Requiem de Verdi opératique à Aix
Dans cette version aixoise du Requiem de Verdi, l’enjeu semble être pour Jérémie Rhorer, placé à la tête de cette grande œuvre, de rester dans les limites de l’absolu théâtral romantique, avec sa rangée d’émotions et d’expressions, de l’effroi à l’espérance. Il s'agit de faire du langage opératique de Verdi un choc émotionnel, pour offrir une musique qui permette à l’être de se relever et d’espérer face à la conscience de la finitude et du Jugement Dernier, omniprésent dans cette Messe pour les Morts. La juxtaposition précise et parfois tendue des tempi, des textures et des couleurs de chaque entité permet l’ajustement équilibré et dynamique entre les sonorités diaphanes, les grandes avancées rythmées, les attaques soudaines et les plages homogènes, comme cet unisson fervent dans l'Agnus Dei.
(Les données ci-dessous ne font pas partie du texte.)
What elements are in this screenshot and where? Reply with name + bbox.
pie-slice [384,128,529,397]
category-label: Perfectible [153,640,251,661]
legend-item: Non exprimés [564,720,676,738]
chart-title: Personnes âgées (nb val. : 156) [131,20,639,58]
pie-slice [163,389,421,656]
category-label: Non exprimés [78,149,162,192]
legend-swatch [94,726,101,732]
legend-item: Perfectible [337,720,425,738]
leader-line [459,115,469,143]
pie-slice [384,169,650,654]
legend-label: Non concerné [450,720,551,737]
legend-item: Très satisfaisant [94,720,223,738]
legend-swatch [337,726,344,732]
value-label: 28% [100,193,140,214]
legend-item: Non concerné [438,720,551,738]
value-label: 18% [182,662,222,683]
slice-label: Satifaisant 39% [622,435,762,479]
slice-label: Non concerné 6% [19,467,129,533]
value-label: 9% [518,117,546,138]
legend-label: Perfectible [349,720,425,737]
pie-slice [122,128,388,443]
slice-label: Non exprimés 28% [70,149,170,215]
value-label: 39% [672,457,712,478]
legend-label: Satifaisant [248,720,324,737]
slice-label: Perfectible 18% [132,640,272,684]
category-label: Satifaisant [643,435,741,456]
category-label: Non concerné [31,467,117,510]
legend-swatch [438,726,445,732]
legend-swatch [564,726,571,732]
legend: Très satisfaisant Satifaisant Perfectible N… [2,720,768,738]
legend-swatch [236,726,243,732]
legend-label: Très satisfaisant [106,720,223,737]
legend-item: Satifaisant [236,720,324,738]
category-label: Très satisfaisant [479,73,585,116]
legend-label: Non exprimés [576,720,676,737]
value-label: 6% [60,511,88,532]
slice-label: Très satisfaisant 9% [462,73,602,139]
Avec Jérémie Rhorer à la baguette, la musique semble émaner d'un silence profond, d'un recueillement intérieur. Il tient comme dans le creux de ses mains les trois grandes entités musicales (solistes, chœur et orchestre) par une battue simple, lisible, équilibrée, symétrique, sans artifices visuels, comme de grandes pierres parfaitement taillées. Il sécurise les enchaînements de la partition en accentuant leur continuité, à la manière narrative de l’oratorio. Le chef semble suivre deux pistes sonores : l’évanescence et sa cristallisation, le ciel et la terre, comme deux formes d’existence de la musique théâtrale et spirituelle pour chœur et orchestre.
L’ensemble sur instruments d’époque Le Cercle de l’Harmonie fait résonner la mosaïque sonore de ses différentes sections. Les cuivres sont parfois divisés de manière stéréophonique en galerie, peut-être en hommage à la tradition baroque italienne, ou à la musique française de plein air révolutionnaire. Dans les deux cas, l’échelle monumentale fait contraste avec une petite harmonie aux contours précis, mêlant ses caresses sonores à celles des violoncelles.
La soprano Axelle Fanyo fait de ses passages de registres un outil dramatique saisissant, comme les ondulations d’une ligne flamboyante, orientée vers le ciel. Elle y pose une première note, puis laisse s’étendre la projection vers les larges voûtes de sa voix longue, puissante et consolante.
La basse Alexander Tsymbalyuk offre son timbre caverneux à la partition. Tantôt obscure, tantôt lumineuse, sa voix de caractère donne au texte sa majesté profonde.
La mezzo Agnieszka Rhelis déplie la ligne homogène de sa voix, à la faveur de ses échanges serrés avec ses partenaires. Seule, elle se fait récitante grave et fière, dans la puissance généreuse de l'invocation qu'elle sert.
Le ténor Ivan Magrì module un vibrato plus ou moins serré et irisé, parfois résiduel, pour pousser le chant vers l’aigu ou ne pas détimbrer dans les passages mezzo piano. La diction s’allie à la projection tandis que le timbre incarne le juste équilibre entre harmoniques graves et aigües.
Ce quatuor, aux voix solidement caractérisées, est pourtant souvent recouvert par les forces conjointes des tutti, comme si Jérémie Rhorer souhaitait en faire l’émanation de la totalité monumentale de la partition, et non une entité autonome ou supérieure. Le Chœur de jeunes de l'Académie Audi déploie nonobstant ses pianissimi planants, et ses fortissimi tonnants, d’une seule voix, pleine ou transparente, juvénile ou grave. Il trouve dans les passages a cappella le noyau pur du son, dans les passages fugués son relief, et dans les tutti son écorce rude.
Le public du Grand Théâtre de Provence (lieu de résidence du Cercle de l'Harmonie) applaudit et rappelle longuement les différents protagonistes impliqués dans l’espace tragique d’une partition qui, à l’image de la vie humaine, s'envisage dans le temps long.